Und so drängt sich die Frage auf, wer überhaupt für den Betrieb dieser Geräte zuständig ist. Wer hat je beobachtet, wie sie befüllt wurden? Wer je gesehen, wie ein offiziell aussehender Mitarbeiter das Kleingeld aus ihnen herausgefischt hat? Vielleicht wurden diese Automaten also nicht nur von der vermeintlichen Kundschaft veressen, sondern auch von ihren Besitzern, die mit anderen Arbeiten so viel zu tun hatten, dass ihnen dieses schmale Zusatzgeschäft einfach aus dem Gedächtnis geriet?

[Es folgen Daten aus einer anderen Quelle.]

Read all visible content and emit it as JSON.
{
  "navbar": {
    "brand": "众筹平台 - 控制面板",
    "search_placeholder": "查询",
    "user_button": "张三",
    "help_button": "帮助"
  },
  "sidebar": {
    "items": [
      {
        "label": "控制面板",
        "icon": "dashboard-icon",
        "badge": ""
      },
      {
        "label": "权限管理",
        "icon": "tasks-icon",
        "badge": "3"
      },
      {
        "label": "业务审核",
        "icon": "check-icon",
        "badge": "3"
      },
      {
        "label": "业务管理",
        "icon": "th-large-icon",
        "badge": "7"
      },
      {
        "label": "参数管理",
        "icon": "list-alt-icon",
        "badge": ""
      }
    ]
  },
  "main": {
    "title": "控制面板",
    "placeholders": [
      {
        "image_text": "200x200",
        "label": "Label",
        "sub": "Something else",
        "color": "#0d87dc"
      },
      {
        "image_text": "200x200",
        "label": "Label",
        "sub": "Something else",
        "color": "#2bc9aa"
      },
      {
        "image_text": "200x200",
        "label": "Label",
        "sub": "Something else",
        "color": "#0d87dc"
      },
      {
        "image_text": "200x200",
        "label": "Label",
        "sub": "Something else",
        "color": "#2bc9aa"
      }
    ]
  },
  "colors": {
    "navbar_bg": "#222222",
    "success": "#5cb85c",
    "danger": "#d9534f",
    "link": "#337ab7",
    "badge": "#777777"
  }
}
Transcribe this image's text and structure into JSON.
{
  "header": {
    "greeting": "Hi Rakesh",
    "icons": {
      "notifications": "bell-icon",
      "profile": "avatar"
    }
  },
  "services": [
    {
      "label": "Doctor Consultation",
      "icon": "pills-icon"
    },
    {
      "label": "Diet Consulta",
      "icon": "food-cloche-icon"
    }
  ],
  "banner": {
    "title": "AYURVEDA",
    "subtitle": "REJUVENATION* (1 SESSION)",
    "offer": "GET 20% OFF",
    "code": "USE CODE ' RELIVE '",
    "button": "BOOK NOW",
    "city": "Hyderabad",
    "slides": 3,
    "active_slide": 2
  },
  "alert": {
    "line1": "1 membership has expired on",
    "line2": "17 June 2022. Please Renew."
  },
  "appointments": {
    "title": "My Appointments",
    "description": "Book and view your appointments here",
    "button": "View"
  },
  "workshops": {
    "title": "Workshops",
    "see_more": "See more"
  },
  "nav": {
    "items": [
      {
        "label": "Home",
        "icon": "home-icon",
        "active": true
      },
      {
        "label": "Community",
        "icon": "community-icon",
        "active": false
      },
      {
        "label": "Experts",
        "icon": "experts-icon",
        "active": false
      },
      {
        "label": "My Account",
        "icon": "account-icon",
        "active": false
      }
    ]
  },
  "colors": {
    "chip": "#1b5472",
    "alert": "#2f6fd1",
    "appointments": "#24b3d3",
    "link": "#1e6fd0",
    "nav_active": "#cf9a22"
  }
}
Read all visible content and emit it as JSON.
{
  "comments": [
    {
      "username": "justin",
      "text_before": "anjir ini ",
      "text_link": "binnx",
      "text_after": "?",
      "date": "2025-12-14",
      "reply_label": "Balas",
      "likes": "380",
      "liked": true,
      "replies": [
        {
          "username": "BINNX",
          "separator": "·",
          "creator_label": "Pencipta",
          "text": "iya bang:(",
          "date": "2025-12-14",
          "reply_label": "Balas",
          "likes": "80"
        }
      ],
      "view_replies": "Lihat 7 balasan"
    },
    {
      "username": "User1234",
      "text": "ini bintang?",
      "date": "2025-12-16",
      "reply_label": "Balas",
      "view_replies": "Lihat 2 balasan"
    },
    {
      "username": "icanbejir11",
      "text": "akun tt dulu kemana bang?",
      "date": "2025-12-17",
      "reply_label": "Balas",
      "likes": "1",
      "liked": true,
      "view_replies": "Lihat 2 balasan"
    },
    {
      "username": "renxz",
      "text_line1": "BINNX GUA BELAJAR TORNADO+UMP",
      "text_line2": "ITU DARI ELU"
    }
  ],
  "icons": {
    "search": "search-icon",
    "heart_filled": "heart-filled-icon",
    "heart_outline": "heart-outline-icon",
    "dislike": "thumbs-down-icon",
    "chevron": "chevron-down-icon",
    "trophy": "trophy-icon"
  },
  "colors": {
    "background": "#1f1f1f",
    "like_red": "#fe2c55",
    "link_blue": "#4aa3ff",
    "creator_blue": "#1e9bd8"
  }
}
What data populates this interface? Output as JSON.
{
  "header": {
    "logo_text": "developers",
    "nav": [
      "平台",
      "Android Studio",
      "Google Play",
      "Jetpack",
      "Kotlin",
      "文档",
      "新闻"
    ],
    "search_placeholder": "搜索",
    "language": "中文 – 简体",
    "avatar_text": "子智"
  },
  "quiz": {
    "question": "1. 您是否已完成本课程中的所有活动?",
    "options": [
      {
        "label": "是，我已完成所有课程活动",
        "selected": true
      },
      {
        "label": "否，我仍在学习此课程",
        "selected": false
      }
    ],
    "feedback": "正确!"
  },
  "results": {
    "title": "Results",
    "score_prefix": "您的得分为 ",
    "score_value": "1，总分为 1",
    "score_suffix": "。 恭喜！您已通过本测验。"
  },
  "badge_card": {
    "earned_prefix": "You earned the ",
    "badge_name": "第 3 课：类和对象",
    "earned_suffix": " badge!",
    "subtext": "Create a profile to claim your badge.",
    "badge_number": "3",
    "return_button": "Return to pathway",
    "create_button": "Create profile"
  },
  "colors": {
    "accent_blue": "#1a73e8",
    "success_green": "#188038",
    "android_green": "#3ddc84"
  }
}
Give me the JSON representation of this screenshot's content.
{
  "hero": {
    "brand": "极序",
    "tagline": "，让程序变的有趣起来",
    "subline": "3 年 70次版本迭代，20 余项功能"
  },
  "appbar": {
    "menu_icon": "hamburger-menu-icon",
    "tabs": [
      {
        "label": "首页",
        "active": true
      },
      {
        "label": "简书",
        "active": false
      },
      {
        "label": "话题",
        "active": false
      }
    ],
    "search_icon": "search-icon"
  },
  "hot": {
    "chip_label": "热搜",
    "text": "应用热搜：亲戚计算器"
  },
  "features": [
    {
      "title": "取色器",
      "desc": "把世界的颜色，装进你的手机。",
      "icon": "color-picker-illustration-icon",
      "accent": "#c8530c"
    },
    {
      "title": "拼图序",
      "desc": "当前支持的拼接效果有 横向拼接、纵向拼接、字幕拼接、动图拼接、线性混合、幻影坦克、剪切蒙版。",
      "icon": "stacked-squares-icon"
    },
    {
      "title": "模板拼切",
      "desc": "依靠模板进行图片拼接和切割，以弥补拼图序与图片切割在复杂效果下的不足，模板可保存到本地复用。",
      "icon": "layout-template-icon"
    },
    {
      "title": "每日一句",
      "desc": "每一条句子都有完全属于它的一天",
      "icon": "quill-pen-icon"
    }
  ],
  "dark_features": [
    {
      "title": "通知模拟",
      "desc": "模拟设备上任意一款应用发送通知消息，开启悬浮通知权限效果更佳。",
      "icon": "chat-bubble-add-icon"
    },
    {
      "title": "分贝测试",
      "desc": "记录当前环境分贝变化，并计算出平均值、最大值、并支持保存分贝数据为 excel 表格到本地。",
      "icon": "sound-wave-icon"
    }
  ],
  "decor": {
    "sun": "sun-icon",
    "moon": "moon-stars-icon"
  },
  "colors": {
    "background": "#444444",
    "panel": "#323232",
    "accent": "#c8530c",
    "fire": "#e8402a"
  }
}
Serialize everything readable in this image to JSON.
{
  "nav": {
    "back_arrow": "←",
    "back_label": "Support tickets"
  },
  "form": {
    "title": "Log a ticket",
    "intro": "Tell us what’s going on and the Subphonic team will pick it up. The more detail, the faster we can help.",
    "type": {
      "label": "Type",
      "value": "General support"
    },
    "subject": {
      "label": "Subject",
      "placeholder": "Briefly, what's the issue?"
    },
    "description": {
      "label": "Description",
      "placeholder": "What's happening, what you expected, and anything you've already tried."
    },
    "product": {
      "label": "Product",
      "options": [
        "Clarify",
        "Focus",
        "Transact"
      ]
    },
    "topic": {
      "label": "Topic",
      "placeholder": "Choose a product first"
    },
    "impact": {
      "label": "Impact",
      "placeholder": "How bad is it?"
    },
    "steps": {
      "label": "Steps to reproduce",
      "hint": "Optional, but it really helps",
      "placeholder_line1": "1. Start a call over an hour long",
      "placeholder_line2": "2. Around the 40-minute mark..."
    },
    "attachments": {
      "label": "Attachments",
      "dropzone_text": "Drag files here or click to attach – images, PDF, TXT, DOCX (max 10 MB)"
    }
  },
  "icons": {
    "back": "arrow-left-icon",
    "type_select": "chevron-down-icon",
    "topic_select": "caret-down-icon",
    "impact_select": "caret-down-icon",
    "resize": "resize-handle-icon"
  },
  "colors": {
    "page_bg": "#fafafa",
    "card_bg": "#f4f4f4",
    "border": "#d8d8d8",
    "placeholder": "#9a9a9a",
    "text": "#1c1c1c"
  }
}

Andererseits: schwer vorstellbar. Auch wegen des dritten Automaten, der für diese Ortskritik studiert wurde. Er steht in der engen Moltkestraße, unweit der vielbefahrenen Grünberger Straße, und fristet auf andere, ganz eigene Weise die Existenz eines Untoten. Hier laufen so wenige Menschen vorbei, dass er nicht einmal für kleinste Zerstörungsaktionen in Betracht gezogen wurde. Der Kasten hat, trotz seiner vermutlich zahlreichen Lebensjahre, die Form einigermaßen bewahren können. Keine Rußflecken, kaum Dellen, sogar die rot-weiße Farbe hat hier noch einen Schimmer Kraft. Also wagen wir den Versuch und schmeißen je eine Münze in die drei Schlitze. Dann noch die schwarzen Hebel mit den Zahnrädern umdrehen, und schon klickert und klackert es aus den Ausgabeschlitzen. Zum Vorschein kommen tatsächlich zwei Kaugummikugeln, sowie ein seltsames Plastiktier aus fernöstlicher Produktion. Keine Frage: dieser Untote lebt noch immer!
In der Reihe »Kritik des Ortes« widmen sich Rüdiger Dittrich und Björn Gauges in unregelmäßigen Folgen besonderen, aber nicht unbedingt besonders schönen Orten, die in Gießen zu entdecken sind.